It is generally assumed that states, like individuals, benefit from their mistakes, and evaluate their experiences, especially when dealing with particular issues. However, this is not the case with the Syrian position, in terms of dealing with Lebanon, specifically the International Tribunal, and nominations for the next Prime Minister.
Regarding the parliamentary ruling [in 2004] to extend former Lebanese President Emile Lahoud’s term in office, Damascus insisted on him staying in power at any price, knowing that it would then be easier to bring in another pro-Syrian President afterwards. At the time, Damascus seemed as if it was playing in accordance with the rules of the game in Lebanon. Syria ignored all warnings and extended Lahoud’s term in office, in what was considered to be a landslide Syrian victory. However, what actually happened was to the contrary. The move was costly for Damascus and brought serious consequences, consequences which ultimately came to a head when the Syrian President announced, in front of his parliament, that his country had made mistakes in Lebanon. On that same day, he even announced his intention to withdraw the Syrian army from there!
Today, Lebanese affairs are following the same pattern, whereby Damascus is repeating its mistakes. In the event that Hezbollah’s project is victorious, in its attempt to seize the whole of Lebanon, Syria will be the loser. If the situation erupted – and this is both likely and expected – then the Syrians will pay the price and take the blame. If Hezbollah’s project is victorious, Tehran will be in control, and Iran will reap the fruits of this success, not Damascus. In such a case no one would go to Syria to negotiate, but instead everyone – yes everyone – would negotiate with Iran, instead of Syria. Why would there be a mediator so long as Iran is the dominant force? This is what Iran is explicitly seeking, and has told the West very clearly, amidst the backdrop of negotiations surrounding its nuclear program. Tehran’s search for a regional role must be recognized by the West, because it holds the keys to the troubled areas of the region, and this is no secret!
If the Iranian project was to fail in Lebanon, the situation may still erupt, and this [eruption] is expected as I said previously. Damascus would bear the consequences of this, faced by the Lebanese first and foremost. This would deepen the gap between the two neighbors, and it would subsequently be difficult to build any wall of confidence between the Syrians and the Arabs, and matters would worsen. Arabs will deal with Damascus in accordance with past experiences, rather than listening to its promises and the same can be said of the West. Furthermore, such a scenario would also create tensions within Syria itself, and this is an obvious matter which does not require further analysis.
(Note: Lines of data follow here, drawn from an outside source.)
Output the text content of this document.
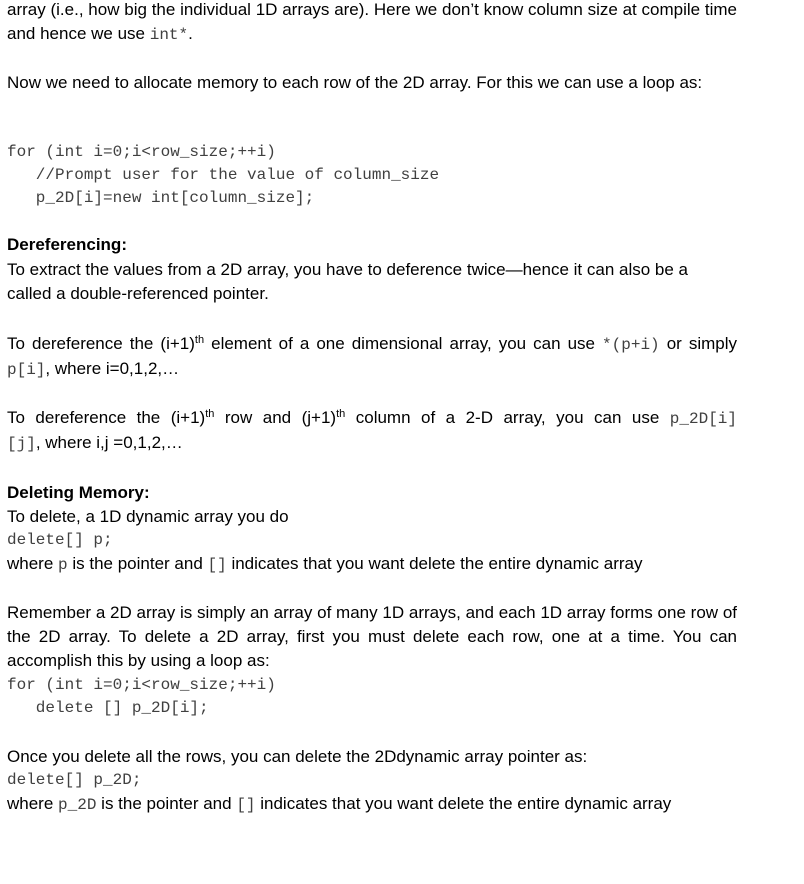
array (i.e., how big the individual 1D arrays are). Here we don’t know column size at compile time and hence we use int*.

Now we need to allocate memory to each row of the 2D array. For this we can use a loop as:

for (int i=0;i<row_size;++i)
//Prompt user for the value of column_size
p_2D[i]=new int[column_size];

Dereferencing:

To extract the values from a 2D array, you have to deference twice—hence it can also be a called a double-referenced pointer.

To dereference the $(i+1)^{th}$ element of a one dimensional array, you can use *(p+i) or simply p[i], where i=0,1,2,…

To dereference the $(i+1)^{th}$ row and $(j+1)^{th}$ column of a 2-D array, you can use p_2D[i][j], where i,j =0,1,2,…

Deleting Memory:

To delete, a 1D dynamic array you do

delete[] p;

where p is the pointer and [] indicates that you want delete the entire dynamic array

Remember a 2D array is simply an array of many 1D arrays, and each 1D array forms one row of the 2D array. To delete a 2D array, first you must delete each row, one at a time. You can accomplish this by using a loop as:

for (int i=0;i<row_size;++i)
delete [] p_2D[i];

Once you delete all the rows, you can delete the 2Ddynamic array pointer as:

delete[] p_2D;

where p_2D is the pointer and [] indicates that you want delete the entire dynamic array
Hezbollah’s control over Lebanon would inevitably fuel sectarian sentiments, and awaken the Sunni fundamentalist giant, which is currently stirring and has a genuine presence. Then it would not matter whether Hezbollah had light or heavy arms with which to intimidate its opponents, for it only takes one extremist to have the same impact as an artillery assault. This is something we have seen in sectarian conflicts throughout the Arab and Islamic world, and we have witnessed the extent of its damage.
Syria’s interpretation of the current situation is a dangerous one, because it is an old interpretation of a new case; or rather it has not developed over time. The current situation comes in light of changing global conditions, and dramatic changes in the rules of the game, while following up on the daily occurrences will stop many from asking the question; when will they learn?